Research


ASCE members work on many projects, research and other discussions. List of all the relevant documents will be kept here for further interaction, rethinking and researching on the subjects related to cemeteries and cultures.

If you are a research institution with your own interesting findings, you are welcome to share them here. Do not hesitate to contact us and let our broad society know about it. If you need any further help, ideas or thoughts, this is most certainly a place where you can find the best partners.

Bibliography on cemeteries

One aim of ASCE is to promote research to support a broader understanding of the importance of our cemeteries, and of modern burial culture across Europe. We therefore invite academics from all social disciplines with an interest in cemeteries to join our virtual network. These academic research pages include a bibliography and biographies of academics that have cemeteries as a core research interest. 

The bibliography is sorted by country and broad subject area, where relevant. Where one or more chapters are relevant from a collected text, individual chapters are not listed separately.

It is currently available as downloadable PDF file, but in future we will develop a more extended list with possibilities of search and filtering.

Researchers network

(Contribute to researchers network)


Dr F. Javier Rodríguez Barberán, Historian of Art, is Assistant Professor in the Escuela Técnica Superior de Arquitectura (School of Architecture) at the Universidad de Sevilla (University of Seville, Spain).

From the early 90s, his research area has been the cultural and heritage dimension of cemeteries, paying special attention to the development of funerary art and architecture in XIXth and XXth centuries. In 1991 he was the director of the I Encuentro Internacional sobre los Cementerios Contemporaneous. The conference publication, Una Arquitectura para la Muerte – 1st International Encounter on Contemporary Cemeteries: An Architecture for Death, is a key reference for the studies on this subject. Curator of several exhibitions, he has been the author of books and articles such as Cementerios de Andalucía  (Cemeteries in Andalusia, 1993) or Los Cementerios en la Sevilla Contemporánea: Análisis Histórico y Artístico 1800-1950 (Cemeteries in Modern Seville: historical and artistic dimensions 1800-1950, 1996). Dr Rodríguez Barberán is president of the Scientific Committee of the European Cemeteries Route, a Cultural Route of the Council of Europe.


Dr Julie Rugg heads the Cemetery Research Group at the University of York (UK).

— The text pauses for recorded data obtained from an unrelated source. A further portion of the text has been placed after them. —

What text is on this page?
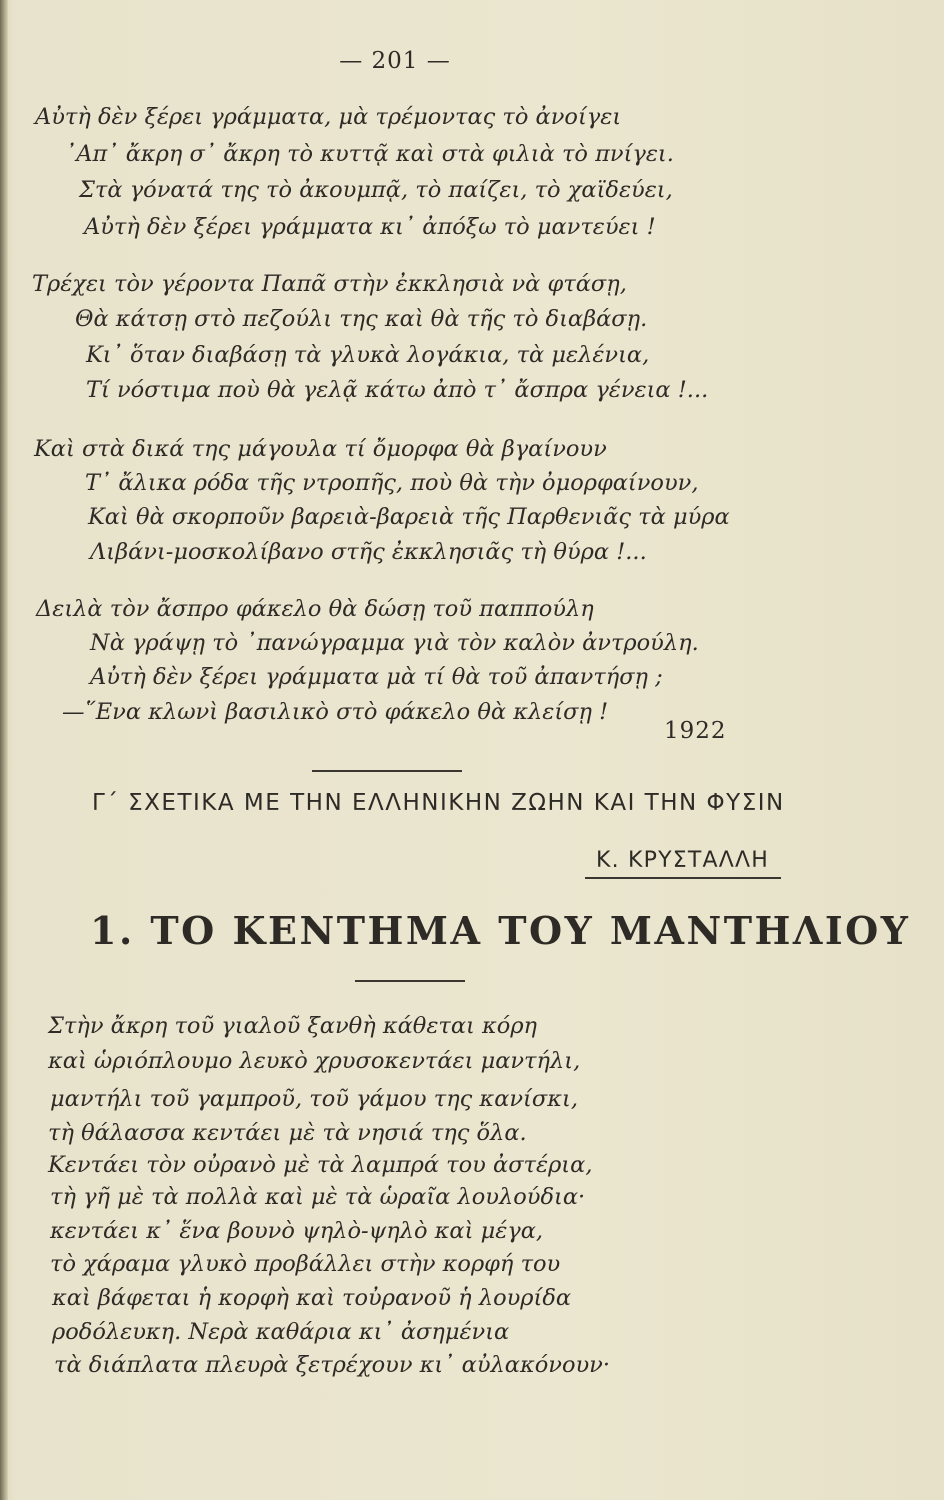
— 201 —
Αὐτὴ δὲν ξέρει γράμματα, μὰ τρέμοντας τὸ ἀνοίγει
᾿Απ᾿ ἄκρη σ᾿ ἄκρη τὸ κυττᾷ καὶ στὰ φιλιὰ τὸ πνίγει.
Στὰ γόνατά της τὸ ἀκουμπᾷ, τὸ παίζει, τὸ χαϊδεύει,
Αὐτὴ δὲν ξέρει γράμματα κι᾿ ἀπόξω τὸ μαντεύει !
Τρέχει τὸν γέροντα Παπᾶ στὴν ἐκκλησιὰ νὰ φτάσῃ,
Θὰ κάτσῃ στὸ πεζούλι της καὶ θὰ τῆς τὸ διαβάσῃ.
Κι᾿ ὅταν διαβάσῃ τὰ γλυκὰ λογάκια, τὰ μελένια,
Τί νόστιμα ποὺ θὰ γελᾷ κάτω ἀπὸ τ᾿ ἄσπρα γένεια !...
Καὶ στὰ δικά της μάγουλα τί ὄμορφα θὰ βγαίνουν
Τ᾿ ἄλικα ρόδα τῆς ντροπῆς, ποὺ θὰ τὴν ὀμορφαίνουν,
Καὶ θὰ σκορποῦν βαρειὰ-βαρειὰ τῆς Παρθενιᾶς τὰ μύρα
Λιβάνι-μοσκολίβανο στῆς ἐκκλησιᾶς τὴ θύρα !...
Δειλὰ τὸν ἄσπρο φάκελο θὰ δώσῃ τοῦ παππούλη
Νὰ γράψῃ τὸ ᾿πανώγραμμα γιὰ τὸν καλὸν ἀντρούλη.
Αὐτὴ δὲν ξέρει γράμματα μὰ τί θὰ τοῦ ἀπαντήσῃ ;
—῞Ενα κλωνὶ βασιλικὸ στὸ φάκελο θὰ κλείσῃ !
1922
Γ΄ ΣΧΕΤΙΚΑ ΜΕ ΤΗΝ ΕΛΛΗΝΙΚΗΝ ΖΩΗΝ ΚΑΙ ΤΗΝ ΦΥΣΙΝ
Κ. ΚΡΥΣΤΑΛΛΗ
1. ΤΟ ΚΕΝΤΗΜΑ ΤΟΥ ΜΑΝΤΗΛΙΟΥ
Στὴν ἄκρη τοῦ γιαλοῦ ξανθὴ κάθεται κόρη
καὶ ὡριόπλουμο λευκὸ χρυσοκεντάει μαντήλι,
μαντήλι τοῦ γαμπροῦ, τοῦ γάμου της κανίσκι,
τὴ θάλασσα κεντάει μὲ τὰ νησιά της ὅλα.
Κεντάει τὸν οὐρανὸ μὲ τὰ λαμπρά του ἀστέρια,
τὴ γῆ μὲ τὰ πολλὰ καὶ μὲ τὰ ὡραῖα λουλούδια·
κεντάει κ᾿ ἕνα βουνὸ ψηλὸ-ψηλὸ καὶ μέγα,
τὸ χάραμα γλυκὸ προβάλλει στὴν κορφή του
καὶ βάφεται ἡ κορφὴ καὶ τοὐρανοῦ ἡ λουρίδα
ροδόλευκη. Νερὰ καθάρια κι᾿ ἀσημένια
τὰ διάπλατα πλευρὰ ξετρέχουν κι᾿ αὐλακόνουν·
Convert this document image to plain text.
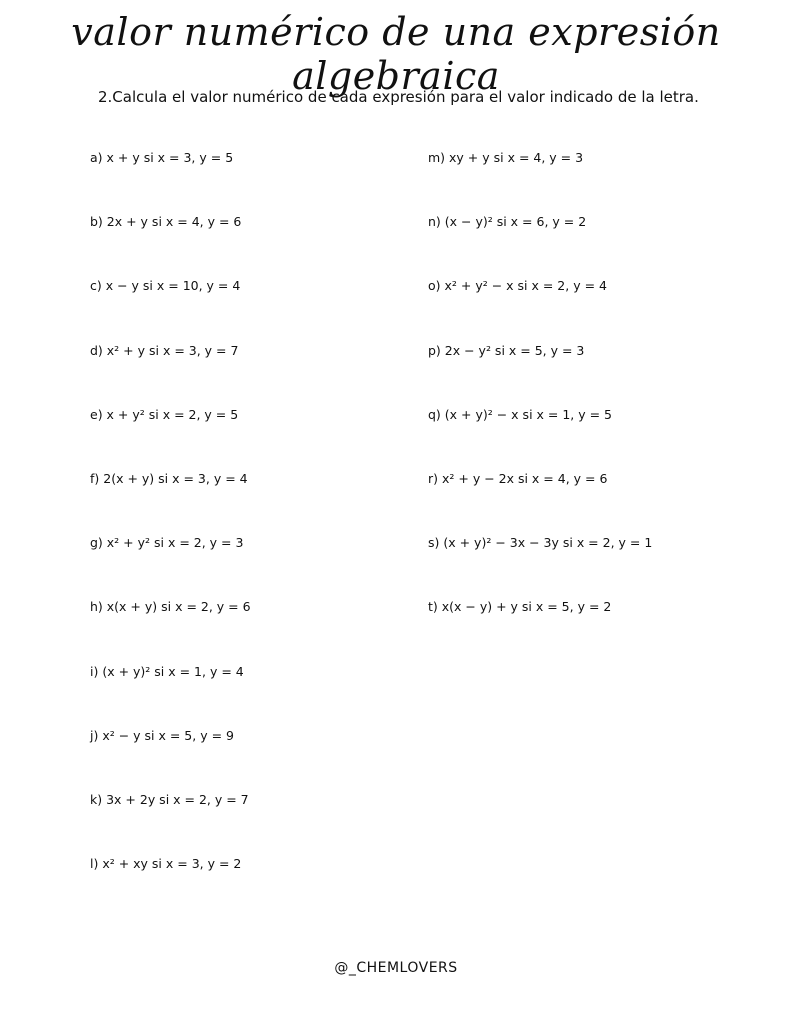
valor numérico de una expresión algebraica
2.Calcula el valor numérico de cada expresión para el valor indicado de la letra.
a) x + y si x = 3, y = 5
b) 2x + y si x = 4, y = 6
c) x − y si x = 10, y = 4
d) x² + y si x = 3, y = 7
e) x + y² si x = 2, y = 5
f) 2(x + y) si x = 3, y = 4
g) x² + y² si x = 2, y = 3
h) x(x + y) si x = 2, y = 6
i) (x + y)² si x = 1, y = 4
j) x² − y si x = 5, y = 9
k) 3x + 2y si x = 2, y = 7
l) x² + xy si x = 3, y = 2
m) xy + y si x = 4, y = 3
n) (x − y)² si x = 6, y = 2
o) x² + y² − x si x = 2, y = 4
p) 2x − y² si x = 5, y = 3
q) (x + y)² − x si x = 1, y = 5
r) x² + y − 2x si x = 4, y = 6
s) (x + y)² − 3x − 3y si x = 2, y = 1
t) x(x − y) + y si x = 5, y = 2
@_CHEMLOVERS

Dr Rugg specialises in cemetery history and cemetery policy, in England specifically within the UK, and across Europe generally. Her work has explored the cultural contexts for cemetery development, including patterns of urban development, religious political difference and the public health discourses. Churchyard and Cemetery: Tradition and Modernity in Rural North Yorkshire (2013) explained elements of the legal history of burial in England from 1850 to the present and also charted ways in which the burial landscape changed over time. Dr Rugg’s interest in policy encompasses aspects of cemetery management including measures to protect and conserve burial landscapes.  Dr Rugg sits on the Ministry of Justice Burial and Cremation Advisory Board and the Ethics Committee of the Commonwealth War Graves Commission. Each year in May she hosts an international cemetery colloquium at the University of York.